It happens all the time: A patient enters a hospital emergency room in crisis, and a radiologist finds something on the patient’s imaging exam that is unrelated to the short-term symptoms but potentially threatening in the long term. What should an emergency department (ED) doctor do with that information?
A recent white paper published in the JACR® by a panel from the ACR and the American College of Emergency Physicians (ACEP) explores best practices in the communication and follow-up of actionable incidental findings (AIFs) to ED patients. First author Christopher L. Moore, MD, from the ACEP and co-author Gregory Nicola, MD, FACR, from the ACR sat down with Christopher Hobson for an episode of the ACR Bulletin Podcast to discuss their research on AIFs. During their conversation, Moore and Nicola explained what AIFs are, how to communicate them to patients and how collaboration between the ACR and the ACEP bolstered their research.
Defining an AIF
“An accidental incidental finding is a mass or lesion that's not related to the visit for why the patient's actually there,” Nicola explained. “It's probably not causing the acute symptoms in the emergency department.”
The last thing on the physician’s mind is an incidental finding that could be worked up over months or years. ER doctors do not necessarily have continuity of care.
While AIFs often have nothing to do with a patient’s symptoms, Nicola noted that they could still be important to the patient’s long-term health.
“You have something that's concerning, and it could be cancer,” he continued, “and sometimes we make follow-up recommendations in our report. That needs to be communicated downstream to the care team so the patient has appropriate follow-up, and we catch something that could harm the patient in the long term.”
Moore suggested that AIFs may not be prioritized by emergency department physicians who are focused on the acute symptoms. He emphasized that a systems approach is needed to ensure these findings do not fall through the cracks.
“The last thing on the physician’s mind is an incidental finding that could be worked up over months or years,” he noted, adding that ED physicians often don’t treat patients for long periods of time. “ER doctors do not necessarily have continuity of care. The emergency department’s patient may be admitted to another clinical team. The discharged emergency physician and/or radiologist might never see the patient again. That lack of continuity makes following up on an incidental finding very difficult.”
Communicating to Sick Patients
“The patient is probably not in the right mindset to receive a recommendation from the doctor,” he explained. “The patient's an important aspect of follow up. We have to communicate with patients to make sure they understand why they're coming back and include them in the diagnostic process.”
Moore agreed, adding, “Sometimes even when you talk to the patient and you communicate with them, they're just not in the mental state to really hear it. They're there for an emergency or they're in a stressful time of their life. You may tell them very clearly that they have a finding that should be followed up on, and it just doesn't register at that time. That’s why it's important to think about this system-wide and long-term follow-up communication.”
In describing the multi-step nature of AIF communication and follow-up, Nicola likened the process to a recent experience he had at a tire shop.
“I brought my car in the other day for new tires,” he told listeners. “And I had multiple communication events, about how they received my tires and how they put my tires on and the payment.
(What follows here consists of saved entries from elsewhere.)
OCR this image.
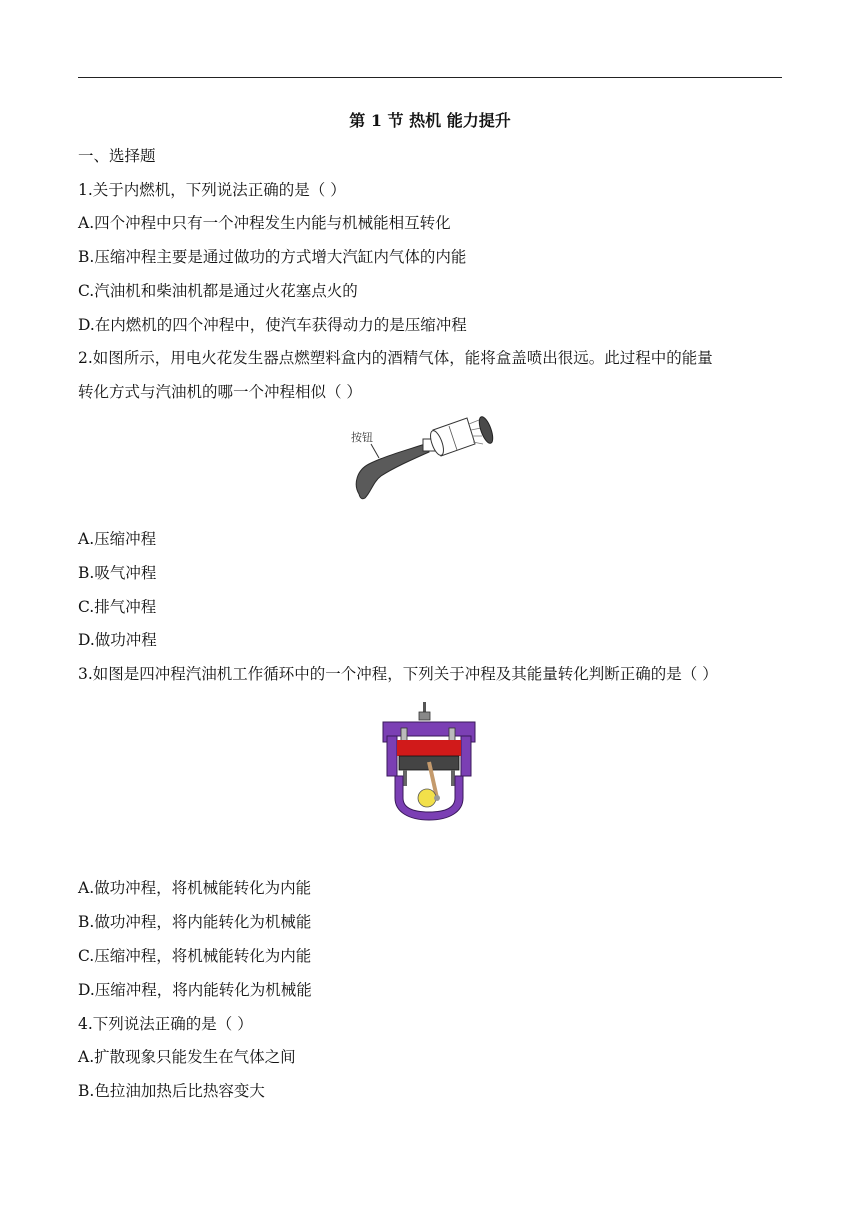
第 1 节 热机 能力提升
一、选择题
1.关于内燃机，下列说法正确的是（ ）
A.四个冲程中只有一个冲程发生内能与机械能相互转化
B.压缩冲程主要是通过做功的方式增大汽缸内气体的内能
C.汽油机和柴油机都是通过火花塞点火的
D.在内燃机的四个冲程中，使汽车获得动力的是压缩冲程
2.如图所示，用电火花发生器点燃塑料盒内的酒精气体，能将盒盖喷出很远。此过程中的能量
转化方式与汽油机的哪一个冲程相似（ ）
按钮
A.压缩冲程
B.吸气冲程
C.排气冲程
D.做功冲程
3.如图是四冲程汽油机工作循环中的一个冲程，下列关于冲程及其能量转化判断正确的是（ ）
A.做功冲程，将机械能转化为内能
B.做功冲程，将内能转化为机械能
C.压缩冲程，将机械能转化为内能
D.压缩冲程，将内能转化为机械能
4.下列说法正确的是（ ）
A.扩散现象只能发生在气体之间
B.色拉油加热后比热容变大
Then they even followed up about my car being dropped off into my garage. I live in New York City, so they actually drop your car off into your garage sometimes.”
“I think it's only appropriate that we strive to have that kind of communication with our patients,” Nicola said. “We’ve got to remember that these patients come to the emergency department for an acute event. They're potentially extremely sick. They're not going to remember a lot of what you've told them, and if that's the last time they hear about that important potential finding not related to why they came in, it may not be at the top of their mind. I think as a healthcare system, we probably need to strive toward better communication along the entire loop of incidental findings and make sure the patient follows up.”
Moore addressed what kind of time and resources are necessary to make these communication improvements. “The answer, I think, is to look at how it's going to work best at your hospital in terms of having a way to track these AIFs.”
Many EDs, even smaller ones, now have somebody who is following up with patients on their clinical care, making sure they set follow-up appointments, show up for a procedures like blood cultures, and report back to the ED team. “Building that into a systems approach for follow-up is what we're trying to advocate for here, to have the resources to do that,” Moore said.
A Thriving ACR-ACEP Partnership
Both Moore and Nicola expressed their gratitude for the support of the ACR and the ACEP.
From his vantage point with the ACEP, Moore highlighted the ACR’s contributions to the white paper: “Shout out to the ACR!” he exclaimed. “I did a lot of on the paper, but there are many people behind the scenes, particularly at the ACR, who helped with survey administration and putting the results together.”
Nicola noted the strong bond between the two colleges: “This might come as a surprise for many listeners and viewers, but the American College of Radiology and the American College of Emergency Physicians have worked together for a long time. For the last decade, I’ve been involved with the ACEP regarding quality and safety issues. We have a couple of grants that we’ve worked on with the ACEP, and this is really just a maturity of our relationship. We have common goals and very common ways to address them, so it was an easy collaboration.”